What about posts with a specific tag? First I tried the following snippet, because I learned that the special $where field could be put in a query document to evaluate a predicate server-side:
1 |
var niftyPosts = db.posts.find({$where: function() { return this.tags != null && this.tags.indexOf("nifty") != -1; }}) |
– and this actually works. This syntax is sort of clunky though. Luckily, MongoDB provides a nifty mechanism for arrays that automagically checks if something is contained in it.
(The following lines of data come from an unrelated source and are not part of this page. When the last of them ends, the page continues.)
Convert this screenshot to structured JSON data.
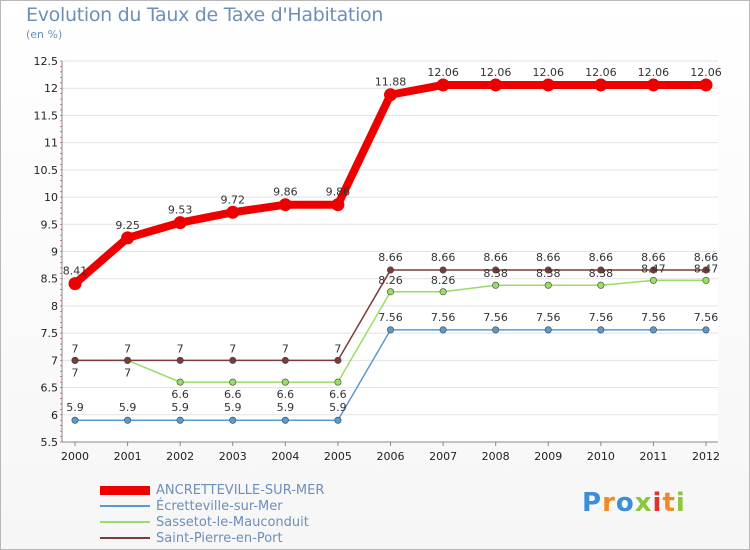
{
  "title": "Evolution du Taux de Taxe d'Habitation",
  "subtitle": "(en %)",
  "logo_text": "Proxiti",
  "colors": {
    "title": "#6d8fb8",
    "series": [
      "#ee0000",
      "#5b9ad0",
      "#99dd66",
      "#7a3b3b"
    ],
    "logo": [
      "#3a8fd8",
      "#f08a24",
      "#3a8fd8",
      "#8cc63f",
      "#e03030",
      "#f08a24",
      "#8cc63f"
    ]
  },
  "chart_data": {
    "type": "line",
    "title": "Evolution du Taux de Taxe d'Habitation",
    "ylabel": "(en %)",
    "xlabel": "",
    "categories": [
      "2000",
      "2001",
      "2002",
      "2003",
      "2004",
      "2005",
      "2006",
      "2007",
      "2008",
      "2009",
      "2010",
      "2011",
      "2012"
    ],
    "ylim": [
      5.5,
      12.5
    ],
    "yticks": [
      "5.5",
      "6",
      "6.5",
      "7",
      "7.5",
      "8",
      "8.5",
      "9",
      "9.5",
      "10",
      "10.5",
      "11",
      "11.5",
      "12",
      "12.5"
    ],
    "grid": "horizontal",
    "legend": "bottom-left",
    "series": [
      {
        "name": "ANCRETTEVILLE-SUR-MER",
        "values": [
          8.41,
          9.25,
          9.53,
          9.72,
          9.86,
          9.86,
          11.88,
          12.06,
          12.06,
          12.06,
          12.06,
          12.06,
          12.06
        ],
        "labels": [
          "8.41",
          "9.25",
          "9.53",
          "9.72",
          "9.86",
          "9.86",
          "11.88",
          "12.06",
          "12.06",
          "12.06",
          "12.06",
          "12.06",
          "12.06"
        ]
      },
      {
        "name": "Écretteville-sur-Mer",
        "values": [
          5.9,
          5.9,
          5.9,
          5.9,
          5.9,
          5.9,
          7.56,
          7.56,
          7.56,
          7.56,
          7.56,
          7.56,
          7.56
        ],
        "labels": [
          "5.9",
          "5.9",
          "5.9",
          "5.9",
          "5.9",
          "5.9",
          "7.56",
          "7.56",
          "7.56",
          "7.56",
          "7.56",
          "7.56",
          "7.56"
        ]
      },
      {
        "name": "Sassetot-le-Mauconduit",
        "values": [
          7,
          7,
          6.6,
          6.6,
          6.6,
          6.6,
          8.26,
          8.26,
          8.38,
          8.38,
          8.38,
          8.47,
          8.47
        ],
        "labels": [
          "7",
          "7",
          "6.6",
          "6.6",
          "6.6",
          "6.6",
          "8.26",
          "8.26",
          "8.38",
          "8.38",
          "8.38",
          "8.47",
          "8.47"
        ]
      },
      {
        "name": "Saint-Pierre-en-Port",
        "values": [
          7,
          7,
          7,
          7,
          7,
          7,
          8.66,
          8.66,
          8.66,
          8.66,
          8.66,
          8.66,
          8.66
        ],
        "labels": [
          "7",
          "7",
          "7",
          "7",
          "7",
          "7",
          "8.66",
          "8.66",
          "8.66",
          "8.66",
          "8.66",
          "8.66",
          "8.66"
        ]
      }
    ]
  }
}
So my query can be rewritten to this:
1 |
var niftyPosts = db.posts.find({tags: 'nifty'}) |
Nifty!
Now, to take advantage of indexes, the special query document fields should be used. I showed $where above, but there are more – to name a few: $gt (greater than), $gte (greater than or equal), $lt (less than), $lte (less than or equal), $ne (not equal), and many more. For example, to count the number of non-nifty posts in February 2010:
1 2 3 4 5 |
> db.posts.find({ date: {$gte: 20100201, $lt: 20100301}, tags: {$ne: 'nifty'} }).count() 0 |
Check out the manual for some great documentation on available operators.
Conclusion
Querying with MongoDB actually seems pretty cool and flexible. I like the idea that it’s possible to execute ad-hoc queries, and for most usage I think the supplied operators are adequate. The ability to supply a predicate function via $where seems really cool, but it should probably only be used in conjunction with one or more of the other operators to avoid a full table scan.